Monday, January 4, 2016

In the name of Christ, STOP!!! the story of Saint Telemachus

"In the name of Christ, Stop!!!"
Suzanne Ennis
January 2
On January 1st in 404 A.D., an angry Roman gladiator stabbed to death the monk Telemachus because he tried to stop a brutal gladiatorial duel. The martyrdom of ...Telemachus led to Emperor Honorius declaring an end to the duels. To an audience in February 1984, President Ronald Reagan shared this account of what happened:
"It was at a time of a festival in Rome. They were celebrating a triumph over the Goths. And he followed a crowd into the Colosseum, and then there in the midst of this great crowd, he saw the gladiators come forth, stand before the Emperor, and say, 'We who are about to die salute you.' And he realized they were going to fight to the death for the entertainment of the crowds.
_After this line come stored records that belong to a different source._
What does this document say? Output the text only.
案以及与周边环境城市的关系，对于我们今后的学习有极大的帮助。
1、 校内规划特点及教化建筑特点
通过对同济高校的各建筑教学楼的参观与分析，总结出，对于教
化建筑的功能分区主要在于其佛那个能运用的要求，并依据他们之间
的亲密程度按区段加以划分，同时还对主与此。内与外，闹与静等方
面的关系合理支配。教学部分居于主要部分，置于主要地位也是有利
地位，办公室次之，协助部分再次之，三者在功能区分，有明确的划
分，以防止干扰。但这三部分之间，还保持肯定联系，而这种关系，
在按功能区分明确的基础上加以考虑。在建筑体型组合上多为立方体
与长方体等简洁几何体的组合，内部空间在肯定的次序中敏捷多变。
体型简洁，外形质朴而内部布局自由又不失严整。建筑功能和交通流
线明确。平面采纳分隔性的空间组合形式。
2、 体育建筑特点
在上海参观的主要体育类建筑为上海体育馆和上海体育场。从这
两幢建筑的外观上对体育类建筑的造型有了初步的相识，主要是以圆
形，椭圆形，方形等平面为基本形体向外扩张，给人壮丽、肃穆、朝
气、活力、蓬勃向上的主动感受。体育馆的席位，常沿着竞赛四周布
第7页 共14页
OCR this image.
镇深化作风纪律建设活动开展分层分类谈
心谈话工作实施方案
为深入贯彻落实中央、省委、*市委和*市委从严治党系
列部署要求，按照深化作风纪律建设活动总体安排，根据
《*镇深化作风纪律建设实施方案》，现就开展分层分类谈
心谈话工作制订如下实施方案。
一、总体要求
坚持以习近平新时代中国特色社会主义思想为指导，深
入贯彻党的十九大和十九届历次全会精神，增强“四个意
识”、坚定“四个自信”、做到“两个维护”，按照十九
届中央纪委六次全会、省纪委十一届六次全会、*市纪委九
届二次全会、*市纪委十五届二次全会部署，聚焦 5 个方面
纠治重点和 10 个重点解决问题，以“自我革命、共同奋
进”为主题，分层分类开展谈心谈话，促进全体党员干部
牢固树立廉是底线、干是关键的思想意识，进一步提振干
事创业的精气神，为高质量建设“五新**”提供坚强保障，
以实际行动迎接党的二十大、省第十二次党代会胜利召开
And he cried out, 'In the name of Christ, stop!' And his voice was lost in the tumult there in the great Colosseum.
"And as the games began, he made his way down through the crowd and climbed over the wall and dropped to the floor of the arena. Suddenly the crowds saw this scrawny little figure making his way out to the gladiators and saying, over and over again, 'In the name of Christ, stop.' And they thought it was part of the entertainment, and at first they were amused. But then, when they realized it wasn't, they grew belligerent and angry. And as he was pleading with the gladiators, 'In the name of Christ, stop!' one of them plunged his sword into his body. And as he fell to the sand of the arena in death, his last words were, 'In the name of Christ, stop!'
"And suddenly, a strange thing happened. The gladiators stood looking at this tiny form lying in the sand. A silence fell over the Colosseum. And then, someplace up in the upper tiers, an individual made his way to an exit and left, and others began to follow. And in the dead silence, everyone left the Colosseum. That was the last battle to the death between gladiators in the Roman Colosseum. Never again did anyone kill or did men kill each other for the entertainment of the crowd.
"One tiny voice that could hardly be heard above the tumult. 'In the name of Christ, stop!' It is something we could be saying to each other throughout the world today."